Naturalista inglês é divisor de águas na ciência, analisam Lilian Al-Chueyr Pereira Martins e Roberto de Andrade Martins. Para eles, a Teoria da Evolução não é incompatível com a religião e que devemos falar em duas ciências dos seres vivos, uma antes, e outra depois da Teoria da Evolução, tamanha é a importância do livro A origem das espécies através da seleção natural ou a preservação de raças favorecidas na luta pela vida.
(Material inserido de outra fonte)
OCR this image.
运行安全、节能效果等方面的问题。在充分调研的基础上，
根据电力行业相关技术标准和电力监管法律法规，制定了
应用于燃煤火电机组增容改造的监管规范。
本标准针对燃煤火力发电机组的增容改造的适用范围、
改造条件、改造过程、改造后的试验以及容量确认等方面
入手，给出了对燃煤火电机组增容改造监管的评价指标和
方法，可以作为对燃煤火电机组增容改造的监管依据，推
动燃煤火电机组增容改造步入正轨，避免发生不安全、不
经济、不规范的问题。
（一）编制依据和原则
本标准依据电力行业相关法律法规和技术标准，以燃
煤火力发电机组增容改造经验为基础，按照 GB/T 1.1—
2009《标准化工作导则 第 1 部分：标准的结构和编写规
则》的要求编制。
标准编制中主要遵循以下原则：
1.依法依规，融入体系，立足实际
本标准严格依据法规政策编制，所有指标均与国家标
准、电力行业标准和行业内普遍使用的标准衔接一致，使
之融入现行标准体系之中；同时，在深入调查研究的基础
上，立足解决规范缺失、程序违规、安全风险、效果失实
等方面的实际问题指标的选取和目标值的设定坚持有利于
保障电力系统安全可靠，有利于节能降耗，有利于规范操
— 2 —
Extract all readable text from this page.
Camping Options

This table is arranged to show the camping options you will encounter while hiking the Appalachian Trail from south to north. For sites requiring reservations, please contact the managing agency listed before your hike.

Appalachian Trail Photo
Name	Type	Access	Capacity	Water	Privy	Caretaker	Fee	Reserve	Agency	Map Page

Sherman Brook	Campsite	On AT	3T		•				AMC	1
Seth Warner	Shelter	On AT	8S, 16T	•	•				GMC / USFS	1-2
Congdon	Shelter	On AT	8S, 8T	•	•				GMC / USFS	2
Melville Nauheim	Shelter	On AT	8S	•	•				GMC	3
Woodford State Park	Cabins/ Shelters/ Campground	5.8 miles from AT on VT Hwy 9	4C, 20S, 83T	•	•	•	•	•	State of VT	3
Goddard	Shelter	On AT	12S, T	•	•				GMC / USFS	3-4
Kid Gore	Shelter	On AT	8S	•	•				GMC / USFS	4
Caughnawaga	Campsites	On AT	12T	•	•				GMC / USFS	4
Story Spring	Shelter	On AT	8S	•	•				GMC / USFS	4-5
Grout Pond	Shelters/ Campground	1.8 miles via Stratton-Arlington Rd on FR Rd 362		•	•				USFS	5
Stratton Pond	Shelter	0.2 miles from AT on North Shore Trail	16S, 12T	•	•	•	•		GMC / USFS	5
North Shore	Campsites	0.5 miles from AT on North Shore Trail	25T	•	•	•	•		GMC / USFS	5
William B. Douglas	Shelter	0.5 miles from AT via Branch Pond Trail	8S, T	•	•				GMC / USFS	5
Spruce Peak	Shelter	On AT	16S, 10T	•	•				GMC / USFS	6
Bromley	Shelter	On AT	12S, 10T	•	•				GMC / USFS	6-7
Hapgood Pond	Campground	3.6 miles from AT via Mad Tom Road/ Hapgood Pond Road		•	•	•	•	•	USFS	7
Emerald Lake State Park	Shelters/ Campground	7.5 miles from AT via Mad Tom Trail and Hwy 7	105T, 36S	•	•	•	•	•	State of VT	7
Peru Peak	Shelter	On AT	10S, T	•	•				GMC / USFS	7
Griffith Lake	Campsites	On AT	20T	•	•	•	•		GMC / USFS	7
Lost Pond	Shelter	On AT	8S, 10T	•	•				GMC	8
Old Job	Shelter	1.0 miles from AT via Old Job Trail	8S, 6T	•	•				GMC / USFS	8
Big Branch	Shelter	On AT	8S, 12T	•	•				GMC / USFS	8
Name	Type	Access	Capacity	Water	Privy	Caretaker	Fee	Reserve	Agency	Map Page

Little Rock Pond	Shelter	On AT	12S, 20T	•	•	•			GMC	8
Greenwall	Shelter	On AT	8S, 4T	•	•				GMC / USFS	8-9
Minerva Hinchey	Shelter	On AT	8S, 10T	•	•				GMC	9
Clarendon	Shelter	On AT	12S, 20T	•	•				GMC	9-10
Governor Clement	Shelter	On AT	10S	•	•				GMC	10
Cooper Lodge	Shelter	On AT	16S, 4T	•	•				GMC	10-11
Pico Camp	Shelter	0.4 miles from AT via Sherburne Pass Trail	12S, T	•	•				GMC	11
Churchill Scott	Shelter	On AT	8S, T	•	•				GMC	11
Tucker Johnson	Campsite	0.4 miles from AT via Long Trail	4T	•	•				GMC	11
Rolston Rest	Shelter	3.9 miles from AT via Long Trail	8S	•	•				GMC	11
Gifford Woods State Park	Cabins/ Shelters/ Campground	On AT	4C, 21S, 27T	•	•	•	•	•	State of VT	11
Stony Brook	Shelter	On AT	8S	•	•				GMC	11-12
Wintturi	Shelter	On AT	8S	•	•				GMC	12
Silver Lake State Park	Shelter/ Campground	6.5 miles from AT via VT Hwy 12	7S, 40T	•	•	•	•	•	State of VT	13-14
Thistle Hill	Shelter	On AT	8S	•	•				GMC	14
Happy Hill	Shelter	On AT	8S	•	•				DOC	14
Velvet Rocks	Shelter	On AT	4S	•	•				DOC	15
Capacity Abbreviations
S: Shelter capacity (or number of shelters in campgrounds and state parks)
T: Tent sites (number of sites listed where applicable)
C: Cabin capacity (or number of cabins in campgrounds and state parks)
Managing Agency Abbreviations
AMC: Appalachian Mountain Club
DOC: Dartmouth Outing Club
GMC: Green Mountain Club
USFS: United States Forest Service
“Mesmo que daqui a 500 anos nossas idéias sejam completamente diferentes, ainda se falará em Darwin”, avalia o historiador da ciência Roberto de Andrade Martins, na entrevista que concedeu pessoalmente à IHU On-Line junto com a pesquisadora Lilian Al-Chueyr Pereira Martins. Para eles, devemos falar em duas ciências dos seres vivos, uma antes, e outra depois da Teoria da Evolução, tamanha é a importância do livro A origem das espécies através da seleção natural ou a preservação de raças favorecidas na luta pela vida. Sobre a pretensa incompatibilidade entre a Teoria da Evolução e o criacionismo, Roberto explica que há vários tipos de criacionismo, e que “Darwin foi muito cuidadoso ao colocar como uma possibilidade que Deus tivesse criado a vida, os primeiros seres vivos, e depois eles foram evoluindo, se transformando. Então, Darwin não estava querendo introduzir uma teoria materialista, oposta à religião”. Por outro lado, Lilian acentua que, sem Lamarck, Darwin não teria chegado às conclusões expostas em A origem das espécies. Mesmo criticando-o fortemente a princípio, Darwin admite na sexta edição de sua obra o mérito lamarckiano como primeira tentativa de explicar a evolução. “Darwin seria impensável sem Lamarck”, resume a pesquisadora. A entrevista pode ser conferida na íntegra, a seguir, e desperta desde já para o debate que o Simpósio Internacional Ecos de Darwin, promovido pelo Instituto Humanitas Unisinos – IHU de 9 a 12 de setembro de 2009 pretende estabelecer.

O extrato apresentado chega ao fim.